Liderado por pesquisadora da UFSC, grupo mundial alerta para recorde na temperatura oceânica

06/09/2023 16:56

Embranquecimento de corais é sinal de alerta. Foto: WMO/Divulgação

Um grupo de cientistas do Programa Mundial de Pesquisa Climática (WCRP) da Organização Mundial de Meteorologia (WMO) liderado pela professora Regina Rodrigues, do Departamento de Oceanografia da Universidade Federal de Santa Catarina (UFSC), redigiu uma declaração alertando para o recorde recente no aquecimento dos oceanos.  Os pesquisadores consideram que esses casos podem aumentar em frequência, duração e intensidade se não ocorrerem esforços dramáticos de mitigação e adaptação.

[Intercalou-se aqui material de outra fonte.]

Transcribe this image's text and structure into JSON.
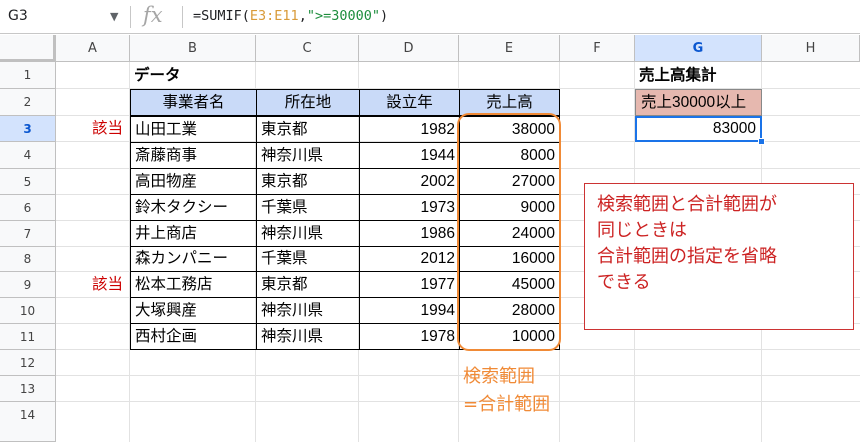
{
  "formula_bar": {
    "cell_ref": "G3",
    "caret": "▼",
    "fx": "fx",
    "formula_prefix": "=SUMIF(",
    "formula_range": "E3:E11",
    "formula_mid": ",",
    "formula_string": "\">=30000\"",
    "formula_suffix": ")"
  },
  "columns": [
    "A",
    "B",
    "C",
    "D",
    "E",
    "F",
    "G",
    "H"
  ],
  "rows": [
    "1",
    "2",
    "3",
    "4",
    "5",
    "6",
    "7",
    "8",
    "9",
    "10",
    "11",
    "12",
    "13",
    "14"
  ],
  "selected_cell": {
    "column": "G",
    "row": "3"
  },
  "sheet": {
    "title": "データ",
    "headers": [
      "事業者名",
      "所在地",
      "設立年",
      "売上高"
    ],
    "records": [
      {
        "name": "山田工業",
        "location": "東京都",
        "year": "1982",
        "sales": "38000",
        "mark": "該当"
      },
      {
        "name": "斎藤商事",
        "location": "神奈川県",
        "year": "1944",
        "sales": "8000",
        "mark": ""
      },
      {
        "name": "高田物産",
        "location": "東京都",
        "year": "2002",
        "sales": "27000",
        "mark": ""
      },
      {
        "name": "鈴木タクシー",
        "location": "千葉県",
        "year": "1973",
        "sales": "9000",
        "mark": ""
      },
      {
        "name": "井上商店",
        "location": "神奈川県",
        "year": "1986",
        "sales": "24000",
        "mark": ""
      },
      {
        "name": "森カンパニー",
        "location": "千葉県",
        "year": "2012",
        "sales": "16000",
        "mark": ""
      },
      {
        "name": "松本工務店",
        "location": "東京都",
        "year": "1977",
        "sales": "45000",
        "mark": "該当"
      },
      {
        "name": "大塚興産",
        "location": "神奈川県",
        "year": "1994",
        "sales": "28000",
        "mark": ""
      },
      {
        "name": "西村企画",
        "location": "神奈川県",
        "year": "1978",
        "sales": "10000",
        "mark": ""
      }
    ]
  },
  "summary": {
    "title": "売上高集計",
    "label": "売上30000以上",
    "value": "83000"
  },
  "callout": {
    "lines": [
      "検索範囲と合計範囲が",
      "同じときは",
      "合計範囲の指定を省略",
      "できる"
    ]
  },
  "range_note": {
    "lines": [
      "検索範囲",
      "=合計範囲"
    ]
  },
  "colors": {
    "header_fill": "#c9daf8",
    "summary_label_fill": "#e6b8af",
    "highlight_orange": "#f08a36",
    "note_red": "#cc2222",
    "selection_blue": "#1a73e8"
  }
}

O documento indica que as temperaturas médias globais dos oceanos estão atualmente em um nível nunca registrado anteriormente, com 27% do oceano global com extremos de temperatura. Segundo a professora, com a previsão do fenômeno El Niño para o final do ano essa situação pode se agravar, pois o El Niño é um dos principais mecanismos de geração de ondas de calor marinhas globalmente.

“Além dos ecossistemas, o calor dos oceanos é uma importante fonte de energia que alimenta ciclones tropicais. As ondas de calor marinhas no Oceano Índico tropical contribuem para a rápida intensificação dos ciclones e das flutuações nas chuvas das monções da Índia”, explica. O texto da declaração menciona, ainda, outros impactos causados pelo fenômeno. “Sabemos que as ondas de calor marinhas resultam em milhares de milhões de dólares em danos aos ecossistemas marinhos e a indústrias da pesca e do turismo”, destaca a pesquisadora, que no ano passado participou da conferência do clima da Organização das Nações Unidas.

Grupo de pesquisadores está focado no problema

Series temporais de médias globais da temperatura da superfície do mar de todos os anos desde 1981 (quando começaram as medições por satélite), destacando 2022 e 2023.

O grupo que a professora da UFSC lidera foi estabelecido com o objetivo de estudar os extremos de temperatura nos oceanos, daí a necessidade de escrever a declaração para divulgar o que se sabe e o que não se sabe sobre as causas e impactos desses últimos acontecimentos. “A motivação não foi a publicação de um estudo específico, mas todo conhecimento que o grupo de especialistas tem sobre o assunto. Discutimos recentemente essa situação em uma reunião do grupo para estabelecer os pontos principais da declaração”, explica.

Regina é a única cientista brasileira a assinar a declaração, que menciona também outros impactos já identificados. “Os recifes de coral ao largo de Florida Keys já registaram um nível sem precedentes de branqueamento de corais este ano”. Este arquipélago está situado no estado da Flórida, nos Estados Unidos. O branqueamento dos corais causa problemas como a perda de habitat de animais marinhos, sendo um dos indicadores importantes para a análise do aquecimento.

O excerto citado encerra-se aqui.